这里模仿了爬虫抓取与处理过程，每次限值 3 个线程同时处理爬取信息。

Semaphore 初始化时要指定并发线程数，每次调用 Semaphore.acquire 时计数器减一，为 0 时陷入阻塞，Semaphore.release 调用时，计数器加一

线程池¶

每次分配任务都要自己维护线程不免效率太低，同时人们希望能获取线程执行状态信息，或是取得线程执行结果，当线程执行完毕在主线程中可以收到反馈。于是有了线程池的概念，开发者只需要获取线程池，取用其中线程执行任务，同时在主线程中可以获取线程结果，控制线程状态。

Python 中 concurrent.futures 提供了线程池服务，

from concurrent.futures import ThreadPoolExecutor
import time

def get_html(times):
    time.sleep(times)
    print('get html {}'.format(times))
    return times

pool = ThreadPoolExecutor(max_workers=3)
task1 = pool.submit(get_html, (2))
task2 = pool.submit(get_html, (3))

print(task1.done())
print(task2.done())

False
False

初始化线程池对象是可以通过 max_workers 参数指定最多同时有几个线程工作，通过 submit 方法将任务提交给线程池运行，同时 submit 会返回一个 future 对象，其中包含了很多线程状态相关的方法。比如 future.done() 可以获知任务是否执行成功

要注意 submit 方法是立即返回值的，不会阻塞主线程，所以上述代码结果是 False，等待一会就能收到成功反馈

task1 = pool.submit(get_html, (2))
task2 = pool.submit(get_html, (3))

print(task1.done())
print(task2.done())
time.sleep(4)
print(task1.done())
print(task2.done())

False
False
get html 2
get html 3
True
True

future.result() 方法可以获取任务返回结果，future.cancel() 可以在任务执行前取消任务，对运行中、执行完成的任务无效

pool = ThreadPoolExecutor(max_workers=1)  # 只允许线程串行执行
task1 = pool.submit(get_html, (2))
task2 = pool.submit(get_html, (3))

print(task1.done())
print(task2.cancel())  # 取消任务 2
time.sleep(3)
print(task1.result())

False
True
get html 2
2

当然，生产环境的任务多是批量执行的，我们通常在意的也是执行成功的任务。concurrent.futures.as_completed 就是这样一个生成器，可以动态监测执行成功的任务，并返回相应的 future 对象

from concurrent.futures import ThreadPoolExecutor, as_completed
import time

def get_html(times):
    time.sleep(times)
    print('get html {}'.format(times))
    return times

pool = ThreadPoolExecutor(max_workers=3)
tasks = [2,1,3]
tasks_rst = [pool.submit(get_html, (i)) for i in tasks]

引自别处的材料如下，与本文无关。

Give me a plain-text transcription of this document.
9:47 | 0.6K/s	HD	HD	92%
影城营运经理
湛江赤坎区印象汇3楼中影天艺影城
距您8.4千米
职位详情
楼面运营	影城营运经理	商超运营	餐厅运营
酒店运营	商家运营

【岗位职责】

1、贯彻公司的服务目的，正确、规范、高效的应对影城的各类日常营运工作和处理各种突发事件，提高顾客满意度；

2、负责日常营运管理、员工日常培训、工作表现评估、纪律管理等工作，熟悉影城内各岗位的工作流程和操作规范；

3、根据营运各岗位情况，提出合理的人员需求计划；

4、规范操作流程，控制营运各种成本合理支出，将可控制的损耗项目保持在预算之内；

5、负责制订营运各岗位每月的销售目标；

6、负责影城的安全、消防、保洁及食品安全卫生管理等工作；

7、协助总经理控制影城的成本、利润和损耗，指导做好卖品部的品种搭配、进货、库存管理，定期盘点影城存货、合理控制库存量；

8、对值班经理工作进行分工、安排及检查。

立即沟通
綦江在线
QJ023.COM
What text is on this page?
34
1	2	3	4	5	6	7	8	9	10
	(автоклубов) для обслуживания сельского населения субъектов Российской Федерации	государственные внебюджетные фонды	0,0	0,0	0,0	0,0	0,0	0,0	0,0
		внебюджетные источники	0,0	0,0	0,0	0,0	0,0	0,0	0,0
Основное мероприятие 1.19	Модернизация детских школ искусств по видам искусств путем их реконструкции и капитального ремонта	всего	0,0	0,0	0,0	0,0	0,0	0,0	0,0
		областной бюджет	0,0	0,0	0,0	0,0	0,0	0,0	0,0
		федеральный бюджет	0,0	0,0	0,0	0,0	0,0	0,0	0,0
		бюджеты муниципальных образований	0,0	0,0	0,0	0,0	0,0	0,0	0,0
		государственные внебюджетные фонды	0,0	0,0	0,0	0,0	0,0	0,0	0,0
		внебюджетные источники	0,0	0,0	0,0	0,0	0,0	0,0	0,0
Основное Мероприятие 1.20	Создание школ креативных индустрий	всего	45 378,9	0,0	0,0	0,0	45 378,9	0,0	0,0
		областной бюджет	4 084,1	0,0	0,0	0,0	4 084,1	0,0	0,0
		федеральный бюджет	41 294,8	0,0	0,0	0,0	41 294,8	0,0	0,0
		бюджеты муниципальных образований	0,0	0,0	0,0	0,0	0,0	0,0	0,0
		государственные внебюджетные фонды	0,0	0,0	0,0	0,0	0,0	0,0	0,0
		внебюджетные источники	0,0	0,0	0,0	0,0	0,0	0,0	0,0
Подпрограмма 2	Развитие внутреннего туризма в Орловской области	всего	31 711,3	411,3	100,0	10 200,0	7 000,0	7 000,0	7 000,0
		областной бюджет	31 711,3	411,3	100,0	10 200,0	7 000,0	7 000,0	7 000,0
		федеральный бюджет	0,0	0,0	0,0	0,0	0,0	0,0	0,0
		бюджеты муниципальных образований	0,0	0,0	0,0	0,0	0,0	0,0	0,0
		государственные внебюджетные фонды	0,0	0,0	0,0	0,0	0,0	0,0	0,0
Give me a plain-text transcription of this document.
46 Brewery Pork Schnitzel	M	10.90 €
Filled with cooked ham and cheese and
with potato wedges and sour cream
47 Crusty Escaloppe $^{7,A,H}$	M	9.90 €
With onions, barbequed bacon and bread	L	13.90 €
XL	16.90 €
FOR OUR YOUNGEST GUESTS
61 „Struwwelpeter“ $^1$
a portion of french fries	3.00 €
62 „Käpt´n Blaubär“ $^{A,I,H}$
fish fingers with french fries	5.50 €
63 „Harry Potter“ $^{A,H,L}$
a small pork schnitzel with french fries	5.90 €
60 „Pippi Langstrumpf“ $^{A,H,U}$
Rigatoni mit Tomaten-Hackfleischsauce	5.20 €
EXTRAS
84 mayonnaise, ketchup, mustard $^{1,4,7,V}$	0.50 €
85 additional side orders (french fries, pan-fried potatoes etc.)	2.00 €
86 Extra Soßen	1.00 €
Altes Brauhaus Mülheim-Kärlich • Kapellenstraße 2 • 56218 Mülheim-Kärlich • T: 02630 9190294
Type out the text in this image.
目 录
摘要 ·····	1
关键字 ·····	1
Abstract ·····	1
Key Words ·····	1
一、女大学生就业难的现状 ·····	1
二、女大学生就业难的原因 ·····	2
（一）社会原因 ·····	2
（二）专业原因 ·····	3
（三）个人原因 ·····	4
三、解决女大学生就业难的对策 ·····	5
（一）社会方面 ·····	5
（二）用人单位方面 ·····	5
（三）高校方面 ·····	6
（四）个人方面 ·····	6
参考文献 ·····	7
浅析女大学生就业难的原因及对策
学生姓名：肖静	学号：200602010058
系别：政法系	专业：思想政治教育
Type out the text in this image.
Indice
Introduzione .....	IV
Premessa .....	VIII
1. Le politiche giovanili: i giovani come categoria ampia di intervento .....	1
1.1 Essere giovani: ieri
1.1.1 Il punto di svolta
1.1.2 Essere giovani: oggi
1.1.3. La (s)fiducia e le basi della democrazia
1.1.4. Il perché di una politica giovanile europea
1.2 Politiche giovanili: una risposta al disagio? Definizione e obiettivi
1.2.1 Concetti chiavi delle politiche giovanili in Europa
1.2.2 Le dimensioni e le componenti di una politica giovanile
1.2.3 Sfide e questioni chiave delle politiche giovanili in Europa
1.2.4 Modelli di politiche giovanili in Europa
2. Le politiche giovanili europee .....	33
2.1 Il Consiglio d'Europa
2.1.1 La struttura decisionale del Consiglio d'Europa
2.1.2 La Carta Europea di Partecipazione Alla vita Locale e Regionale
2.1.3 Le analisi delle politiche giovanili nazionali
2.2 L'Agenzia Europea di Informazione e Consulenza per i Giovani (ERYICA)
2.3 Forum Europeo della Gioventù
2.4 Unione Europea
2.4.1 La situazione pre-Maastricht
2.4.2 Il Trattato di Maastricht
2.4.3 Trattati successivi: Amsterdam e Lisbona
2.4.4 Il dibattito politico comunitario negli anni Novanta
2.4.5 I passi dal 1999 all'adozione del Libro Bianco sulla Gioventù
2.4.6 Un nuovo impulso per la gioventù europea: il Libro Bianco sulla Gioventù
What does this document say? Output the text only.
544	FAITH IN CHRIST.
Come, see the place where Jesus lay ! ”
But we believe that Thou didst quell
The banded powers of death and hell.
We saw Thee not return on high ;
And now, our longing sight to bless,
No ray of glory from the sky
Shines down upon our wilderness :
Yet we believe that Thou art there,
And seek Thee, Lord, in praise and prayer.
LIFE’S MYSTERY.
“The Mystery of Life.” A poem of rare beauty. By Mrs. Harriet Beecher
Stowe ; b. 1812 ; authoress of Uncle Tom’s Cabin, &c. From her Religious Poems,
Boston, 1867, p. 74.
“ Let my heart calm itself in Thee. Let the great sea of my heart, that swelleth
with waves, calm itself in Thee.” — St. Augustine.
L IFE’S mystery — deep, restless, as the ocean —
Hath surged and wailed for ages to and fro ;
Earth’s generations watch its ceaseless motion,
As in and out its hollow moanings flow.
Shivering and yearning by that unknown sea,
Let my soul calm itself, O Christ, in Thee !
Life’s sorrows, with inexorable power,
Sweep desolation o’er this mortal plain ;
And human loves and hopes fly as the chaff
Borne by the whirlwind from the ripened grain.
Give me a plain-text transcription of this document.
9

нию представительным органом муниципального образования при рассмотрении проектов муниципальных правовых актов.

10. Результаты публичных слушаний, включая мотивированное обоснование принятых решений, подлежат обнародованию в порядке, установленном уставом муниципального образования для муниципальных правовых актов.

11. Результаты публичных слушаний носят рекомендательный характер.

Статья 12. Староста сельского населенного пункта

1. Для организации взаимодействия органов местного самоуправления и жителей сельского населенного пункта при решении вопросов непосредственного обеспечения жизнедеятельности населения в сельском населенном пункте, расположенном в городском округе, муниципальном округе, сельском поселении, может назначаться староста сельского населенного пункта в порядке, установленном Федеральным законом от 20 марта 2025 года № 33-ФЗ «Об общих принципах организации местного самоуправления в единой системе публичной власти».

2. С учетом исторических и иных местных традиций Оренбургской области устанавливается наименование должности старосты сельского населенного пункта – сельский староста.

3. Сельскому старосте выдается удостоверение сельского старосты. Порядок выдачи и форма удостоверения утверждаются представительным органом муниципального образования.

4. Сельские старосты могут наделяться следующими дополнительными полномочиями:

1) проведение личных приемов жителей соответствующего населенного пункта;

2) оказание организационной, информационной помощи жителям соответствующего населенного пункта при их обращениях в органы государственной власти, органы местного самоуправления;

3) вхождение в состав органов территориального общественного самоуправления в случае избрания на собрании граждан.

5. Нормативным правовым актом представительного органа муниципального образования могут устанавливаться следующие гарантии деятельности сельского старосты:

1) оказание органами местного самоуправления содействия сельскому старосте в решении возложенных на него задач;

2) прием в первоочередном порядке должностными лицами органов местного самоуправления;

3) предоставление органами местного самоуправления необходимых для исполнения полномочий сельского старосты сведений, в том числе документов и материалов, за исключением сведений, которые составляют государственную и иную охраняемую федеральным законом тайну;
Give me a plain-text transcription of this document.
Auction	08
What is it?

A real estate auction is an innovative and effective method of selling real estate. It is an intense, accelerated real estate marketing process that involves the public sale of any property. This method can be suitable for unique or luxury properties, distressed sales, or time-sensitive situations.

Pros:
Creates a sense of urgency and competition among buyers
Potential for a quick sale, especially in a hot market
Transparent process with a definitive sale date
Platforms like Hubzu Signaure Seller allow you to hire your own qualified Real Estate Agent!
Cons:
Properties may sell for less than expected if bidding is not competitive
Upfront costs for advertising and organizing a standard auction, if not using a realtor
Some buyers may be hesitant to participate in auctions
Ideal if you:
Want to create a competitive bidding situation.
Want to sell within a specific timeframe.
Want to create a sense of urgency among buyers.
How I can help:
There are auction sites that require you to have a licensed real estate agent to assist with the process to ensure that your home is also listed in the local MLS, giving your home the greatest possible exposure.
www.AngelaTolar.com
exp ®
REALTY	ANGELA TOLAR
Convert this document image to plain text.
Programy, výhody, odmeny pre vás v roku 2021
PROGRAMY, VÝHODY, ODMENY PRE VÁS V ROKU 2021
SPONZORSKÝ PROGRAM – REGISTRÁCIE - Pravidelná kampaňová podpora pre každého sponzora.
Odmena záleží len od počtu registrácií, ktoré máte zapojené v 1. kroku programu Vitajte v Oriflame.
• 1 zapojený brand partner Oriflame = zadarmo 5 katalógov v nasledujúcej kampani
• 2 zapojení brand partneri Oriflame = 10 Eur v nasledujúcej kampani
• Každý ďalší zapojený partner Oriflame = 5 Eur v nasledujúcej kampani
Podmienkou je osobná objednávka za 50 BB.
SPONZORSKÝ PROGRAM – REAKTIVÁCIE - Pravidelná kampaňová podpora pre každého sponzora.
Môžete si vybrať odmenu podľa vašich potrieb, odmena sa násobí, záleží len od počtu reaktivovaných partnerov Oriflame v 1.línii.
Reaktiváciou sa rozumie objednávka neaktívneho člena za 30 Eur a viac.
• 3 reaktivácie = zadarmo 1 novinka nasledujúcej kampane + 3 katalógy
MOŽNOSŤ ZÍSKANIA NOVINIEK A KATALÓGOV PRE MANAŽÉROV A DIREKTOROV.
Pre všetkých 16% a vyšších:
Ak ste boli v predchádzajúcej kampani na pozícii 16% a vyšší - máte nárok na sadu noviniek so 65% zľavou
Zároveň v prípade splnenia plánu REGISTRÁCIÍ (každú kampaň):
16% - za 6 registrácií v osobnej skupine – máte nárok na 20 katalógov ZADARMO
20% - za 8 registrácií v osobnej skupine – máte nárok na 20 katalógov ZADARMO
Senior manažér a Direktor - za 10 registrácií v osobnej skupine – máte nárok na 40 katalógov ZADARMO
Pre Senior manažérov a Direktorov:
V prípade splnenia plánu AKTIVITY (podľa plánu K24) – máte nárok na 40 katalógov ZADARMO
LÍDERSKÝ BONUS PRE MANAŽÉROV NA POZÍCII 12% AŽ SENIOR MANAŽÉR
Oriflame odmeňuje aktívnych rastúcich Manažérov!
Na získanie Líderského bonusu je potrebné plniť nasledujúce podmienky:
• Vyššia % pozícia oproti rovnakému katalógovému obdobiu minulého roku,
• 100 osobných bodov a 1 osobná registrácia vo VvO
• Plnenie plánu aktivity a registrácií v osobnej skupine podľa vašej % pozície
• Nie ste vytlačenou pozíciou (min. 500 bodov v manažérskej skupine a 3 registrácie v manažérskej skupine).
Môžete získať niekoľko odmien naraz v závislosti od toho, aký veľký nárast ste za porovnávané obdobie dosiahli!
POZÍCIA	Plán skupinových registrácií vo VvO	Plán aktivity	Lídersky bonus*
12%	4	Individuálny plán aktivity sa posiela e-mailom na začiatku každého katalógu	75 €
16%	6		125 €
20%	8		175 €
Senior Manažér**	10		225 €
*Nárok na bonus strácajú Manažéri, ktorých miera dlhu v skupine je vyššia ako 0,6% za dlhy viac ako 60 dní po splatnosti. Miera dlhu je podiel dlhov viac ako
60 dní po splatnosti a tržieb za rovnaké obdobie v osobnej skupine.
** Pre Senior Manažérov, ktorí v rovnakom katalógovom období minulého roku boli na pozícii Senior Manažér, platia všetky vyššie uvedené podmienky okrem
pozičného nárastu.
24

for future in as_completed(tasks_rst):
    print('task {} complete.'.format(future.result()))

time.sleep(3)

get html 1
task 1 complete.
get html 2
task 2 complete.
get html 3
task 3 complete.

如果只是想要任务返回结果，通过线程池的 map(func_name, tasks) 方法也能做到，其会将 tasks 中的每一个元素提取出来传入 func_name 执行

from concurrent.futures import ThreadPoolExecutor
import time

def get_html(times):
    time.sleep(times)
    print('get html {}'.format(times))
    return times

pool = ThreadPoolExecutor(max_workers=3)
tasks = [1,2,3]

for result in pool.map(get_html, tasks):
    print('task {} complete.'.format(result))
    
time.sleep(3)

get html 1
task 1 complete.
get html 2
task 2 complete.
get html 3
task 3 complete.

concurrent.futures.wait() 方法可以使程序陷入阻塞，当某些任务完成后才恢复，还可以传入参数控制等候规则，比如 FIRST_COMPLETED 指定任意任务完成后即解除阻塞

from concurrent.futures import ThreadPoolExecutor, as_completed, wait, FIRST_COMPLETED
import time

def get_html(times):
    time.sleep(times)
    print('get html {}'.format(times))
    return times

pool = ThreadPoolExecutor(max_workers=3)
tasks = [2,1,3]
tasks_rst = [pool.submit(get_html, (i)) for i in tasks]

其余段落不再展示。